Custom Video Sources
The assisted calibration by default uses video feed from Webcam Capture. With a little bit of coding it's easy to add video sources from really anything as long as you can get a BufferedImage. Take a look at CameraCalibration.
Source Code Examples
Coding up your own software to load and process calibration images is also easy, but more tedious. The calibration application also doesn't support stereo cameras yet.
Removing Lens Distortion from Images
Most computer vision algorithms assume a pin hole camera model. Undistorting an image allows you to treat the image like a pin-hole camera and can make it visually more appearing since the borders are no longer heavily distorted. This operation can be relatively expensive. Internally most algorithm in BoofCV detect features in the distorted image then undistort individual features
Stereo rectification is the process of distorting two images such that both their epipoles are at infinity, typically along the x-axis. When this happens the epipolar lines are all parallel to each other simplifying the problem of finding feature correspondences to searching along the image axis. Many stereo algorithms require images to be rectified first.

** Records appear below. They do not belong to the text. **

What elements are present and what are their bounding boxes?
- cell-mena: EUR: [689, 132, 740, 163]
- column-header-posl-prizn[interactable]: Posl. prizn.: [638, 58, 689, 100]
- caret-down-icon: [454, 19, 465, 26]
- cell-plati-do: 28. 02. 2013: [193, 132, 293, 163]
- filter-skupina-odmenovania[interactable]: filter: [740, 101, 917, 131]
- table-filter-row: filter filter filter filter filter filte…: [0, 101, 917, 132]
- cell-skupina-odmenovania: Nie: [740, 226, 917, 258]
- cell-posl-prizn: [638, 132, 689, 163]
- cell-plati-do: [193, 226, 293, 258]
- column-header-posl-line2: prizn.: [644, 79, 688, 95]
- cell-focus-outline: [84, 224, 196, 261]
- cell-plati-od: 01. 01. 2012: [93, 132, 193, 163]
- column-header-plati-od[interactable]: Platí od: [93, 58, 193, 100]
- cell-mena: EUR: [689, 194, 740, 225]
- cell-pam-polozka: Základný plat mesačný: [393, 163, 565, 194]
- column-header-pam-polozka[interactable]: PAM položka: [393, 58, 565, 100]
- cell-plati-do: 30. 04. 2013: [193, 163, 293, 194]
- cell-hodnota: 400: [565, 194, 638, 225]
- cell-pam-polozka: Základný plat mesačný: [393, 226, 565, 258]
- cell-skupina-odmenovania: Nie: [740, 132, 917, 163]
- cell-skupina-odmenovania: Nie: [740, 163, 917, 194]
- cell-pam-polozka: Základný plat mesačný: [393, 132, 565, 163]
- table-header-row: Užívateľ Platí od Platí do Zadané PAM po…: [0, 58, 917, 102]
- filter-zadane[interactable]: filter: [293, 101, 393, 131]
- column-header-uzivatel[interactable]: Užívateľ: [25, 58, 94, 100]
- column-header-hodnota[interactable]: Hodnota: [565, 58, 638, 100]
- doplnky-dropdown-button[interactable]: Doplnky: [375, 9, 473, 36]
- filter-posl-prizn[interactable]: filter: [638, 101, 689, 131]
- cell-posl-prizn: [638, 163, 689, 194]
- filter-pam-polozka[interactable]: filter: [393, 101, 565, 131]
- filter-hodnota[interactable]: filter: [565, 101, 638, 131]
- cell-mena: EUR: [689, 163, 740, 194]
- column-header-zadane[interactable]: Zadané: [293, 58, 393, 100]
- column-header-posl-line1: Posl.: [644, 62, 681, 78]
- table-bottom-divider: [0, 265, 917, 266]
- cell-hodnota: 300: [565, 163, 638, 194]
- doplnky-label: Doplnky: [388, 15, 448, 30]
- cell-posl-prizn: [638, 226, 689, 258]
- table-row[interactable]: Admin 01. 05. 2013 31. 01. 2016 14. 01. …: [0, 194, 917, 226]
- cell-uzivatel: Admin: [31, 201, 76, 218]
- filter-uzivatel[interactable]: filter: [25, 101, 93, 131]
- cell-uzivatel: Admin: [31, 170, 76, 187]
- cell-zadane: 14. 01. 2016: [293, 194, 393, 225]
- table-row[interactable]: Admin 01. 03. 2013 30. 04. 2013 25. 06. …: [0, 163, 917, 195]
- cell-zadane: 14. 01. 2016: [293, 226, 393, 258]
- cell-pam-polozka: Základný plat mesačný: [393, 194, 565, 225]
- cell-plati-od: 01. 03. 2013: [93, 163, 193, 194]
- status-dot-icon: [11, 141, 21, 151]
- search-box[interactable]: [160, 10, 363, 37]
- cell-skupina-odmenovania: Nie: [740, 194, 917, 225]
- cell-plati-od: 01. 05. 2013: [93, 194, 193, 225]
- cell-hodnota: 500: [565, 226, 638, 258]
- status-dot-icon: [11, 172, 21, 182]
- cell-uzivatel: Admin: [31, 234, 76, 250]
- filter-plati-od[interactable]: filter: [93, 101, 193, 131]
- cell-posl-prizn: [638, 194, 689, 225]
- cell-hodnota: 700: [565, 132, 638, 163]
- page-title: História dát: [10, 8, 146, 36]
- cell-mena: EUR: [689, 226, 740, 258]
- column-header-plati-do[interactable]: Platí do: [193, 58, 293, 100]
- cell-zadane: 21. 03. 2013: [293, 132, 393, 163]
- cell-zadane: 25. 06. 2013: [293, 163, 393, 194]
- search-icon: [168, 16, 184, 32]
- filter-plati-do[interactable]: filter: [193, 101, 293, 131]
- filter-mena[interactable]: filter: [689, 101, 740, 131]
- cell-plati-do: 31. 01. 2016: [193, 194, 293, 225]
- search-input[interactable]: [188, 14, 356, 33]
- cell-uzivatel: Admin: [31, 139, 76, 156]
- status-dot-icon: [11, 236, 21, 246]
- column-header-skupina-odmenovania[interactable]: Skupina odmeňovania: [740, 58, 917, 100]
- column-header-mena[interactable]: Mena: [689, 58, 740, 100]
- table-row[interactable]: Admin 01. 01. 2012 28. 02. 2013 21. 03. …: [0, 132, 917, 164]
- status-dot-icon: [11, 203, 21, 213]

Rectification can be done on calibrated or uncalibrated images. Calibration in this case refers to the stereo baseline (extrinsic parameters between two cameras) to be known. Although in practice it is often required that lens distortion be removed from the images even in the "uncalibrated" case.
The uncalibrated case can be done using automatically detected and associated features, however it is much tricker to get right than the calibrated case. Any small association error will cause a large error in rectification. Even if a state of the art and robust feature is used (e.g. SURF) and matches are pruned using the epipolar constraint, this alone will not be enough. Additional knowledge of the scene needs to be taken in account.
BoofCV can now read and write YAML camera calibration files in OpenCV's format. This should at least work with OpenCV 2.4 and 3.x. So you can calibrate your camera in BoofCV using the assisted calibration app and then use its results in OpenCV!
Your project must include the 'javacv' module:
<dependency> <groupId>org.boofcv</groupId> <artifactId>javacv</artifactId> <version>BOOFCV_VERSION</version> </dependency>
Once that's done you can run the following code:
CameraPinholeRadial param = CalibrationIO.load("boofcv_intrinsic.yaml")); UtilOpenCV.save(param, "opencv_intrinsic.yaml");
where "boofcv_intrinsic.yaml" is file containing intrinsic camera parameters in BoofCV format and "opencv_intrinsic.yaml" is a file in OpenCV format.